The variable name should be more descriptive. It does not explain that it counts the number of render passes since last flush.

> Source/ThirdParty/ANGLE/src/libANGLE/renderer/metal/ContextMtl.mm:1704
> +        mRenderPassCount = 0;

I don't think it's correct to reset the render pass count only when the render pass count exceeds 16.
You need to reset it somehow else, at some other point too. E.g. for every flush?

> Source/ThirdParty/ANGLE/src/libANGLE/renderer/metal/ContextMtl.mm:1705
> +        flushCommandBuffer(mtl::WaitUntilScheduled);

Is there a reason:
-  exceeding max render passes needs WaitUntilScheduled
vs 
- exceeding max call count needs NoWait

> Source/ThirdParty/ANGLE/src/libANGLE/renderer/metal/mtl_command_buffer.h:171
> +    uint32_t mRenderPasses      = 0;

is this variable used at all?

> Source/ThirdParty/ANGLE/src/libANGLE/renderer/metal/mtl_common.h:151
> +constexpr uint32_t kMaxRenderPasses = 16;

kMaxRenderPasses per some quality (in-flight what? You might have 1000 command buffers "in flight", does it mean you can only have 16 render passes total "in flight"?)

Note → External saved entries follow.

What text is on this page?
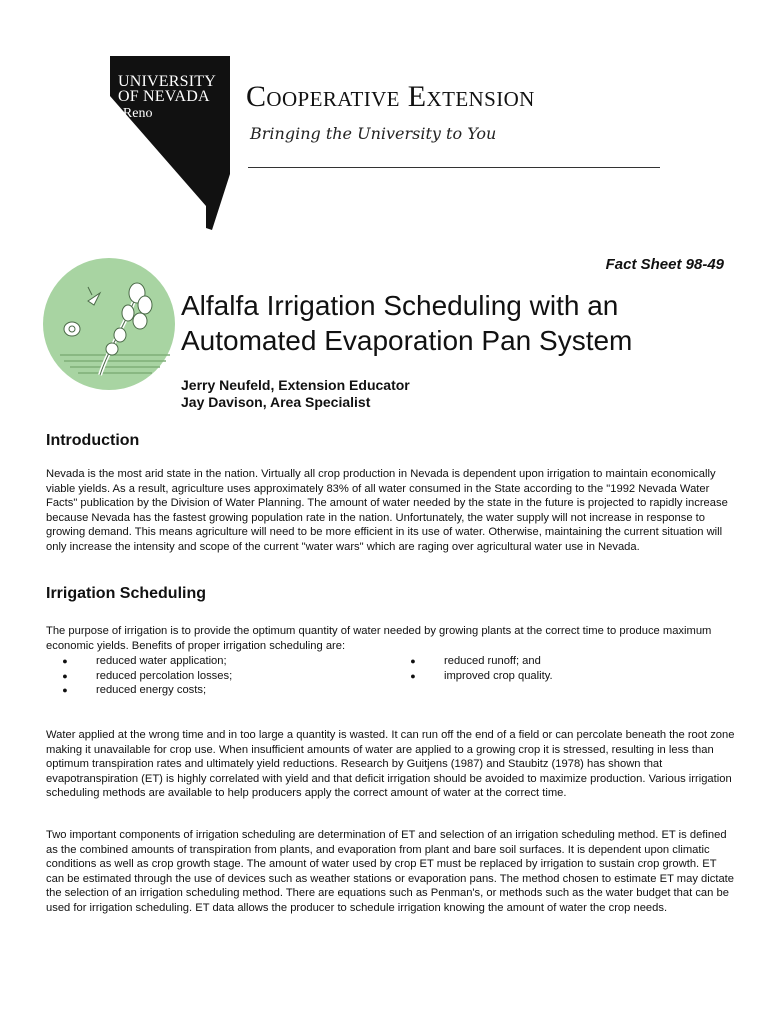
UNIVERSITY
OF NEVADA
•Reno
Cooperative Extension
Bringing the University to You
Fact Sheet 98-49
Alfalfa Irrigation Scheduling with an
Automated Evaporation Pan System
Jerry Neufeld, Extension Educator
Jay Davison, Area Specialist
Introduction
Nevada is the most arid state in the nation. Virtually all crop production in Nevada is dependent upon irrigation to maintain economically viable yields. As a result, agriculture uses approximately 83% of all water consumed in the State according to the "1992 Nevada Water Facts" publication by the Division of Water Planning. The amount of water needed by the state in the future is projected to rapidly increase because Nevada has the fastest growing population rate in the nation. Unfortunately, the water supply will not increase in response to growing demand. This means agriculture will need to be more efficient in its use of water. Otherwise, maintaining the current situation will only increase the intensity and scope of the current "water wars" which are raging over agricultural water use in Nevada.
Irrigation Scheduling
The purpose of irrigation is to provide the optimum quantity of water needed by growing plants at the correct time to produce maximum economic yields. Benefits of proper irrigation scheduling are:
●	reduced water application;
●	reduced percolation losses;
●	reduced energy costs;
●	reduced runoff; and
●	improved crop quality.
Water applied at the wrong time and in too large a quantity is wasted. It can run off the end of a field or can percolate beneath the root zone making it unavailable for crop use. When insufficient amounts of water are applied to a growing crop it is stressed, resulting in less than optimum transpiration rates and ultimately yield reductions. Research by Guitjens (1987) and Staubitz (1978) has shown that evapotranspiration (ET) is highly correlated with yield and that deficit irrigation should be avoided to maximize production. Various irrigation scheduling methods are available to help producers apply the correct amount of water at the correct time.
Two important components of irrigation scheduling are determination of ET and selection of an irrigation scheduling method. ET is defined as the combined amounts of transpiration from plants, and evaporation from plant and bare soil surfaces. It is dependent upon climatic conditions as well as crop growth stage. The amount of water used by crop ET must be replaced by irrigation to sustain crop growth. ET can be estimated through the use of devices such as weather stations or evaporation pans. The method chosen to estimate ET may dictate the selection of an irrigation scheduling method. There are equations such as Penman's, or methods such as the water budget that can be used for irrigation scheduling. ET data allows the producer to schedule irrigation knowing the amount of water the crop needs.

kMaxRenderPassesPerCommandBuffer ?
Comment 11 Kimmo Kinnunen 2022-04-05 00:14:26 PDT
For the commit message, you might spend a sentence or two about what it is that makes having more than 16 render passes in a command buffer slow?
Comment 12 Dan Glastonbury 2022-04-05 22:01:39 PDT
Created attachment 456783 [details]
Patch
Comment 13 Kimmo Kinnunen 2022-04-11 23:21:42 PDT
Comment on attachment 456783 [details]
Patch

nice find!
Comment 14 Kenneth Russell 2022-04-12 11:44:16 PDT
Great find and fix! It would be ideal to upstream this to ANGLE as soon as possible.
Comment 15 Dan Glastonbury 2022-05-31 19:15:00 PDT
Pull request: https://github.com/WebKit/WebKit/pull/1201
Comment 16 EWS 2022-06-01 00:05:13 PDT
Committed r295082 (251177@main): <https://commits.webkit.org/251177@main>

Reviewed commits have been landed. Closing PR #1201 and removing active labels.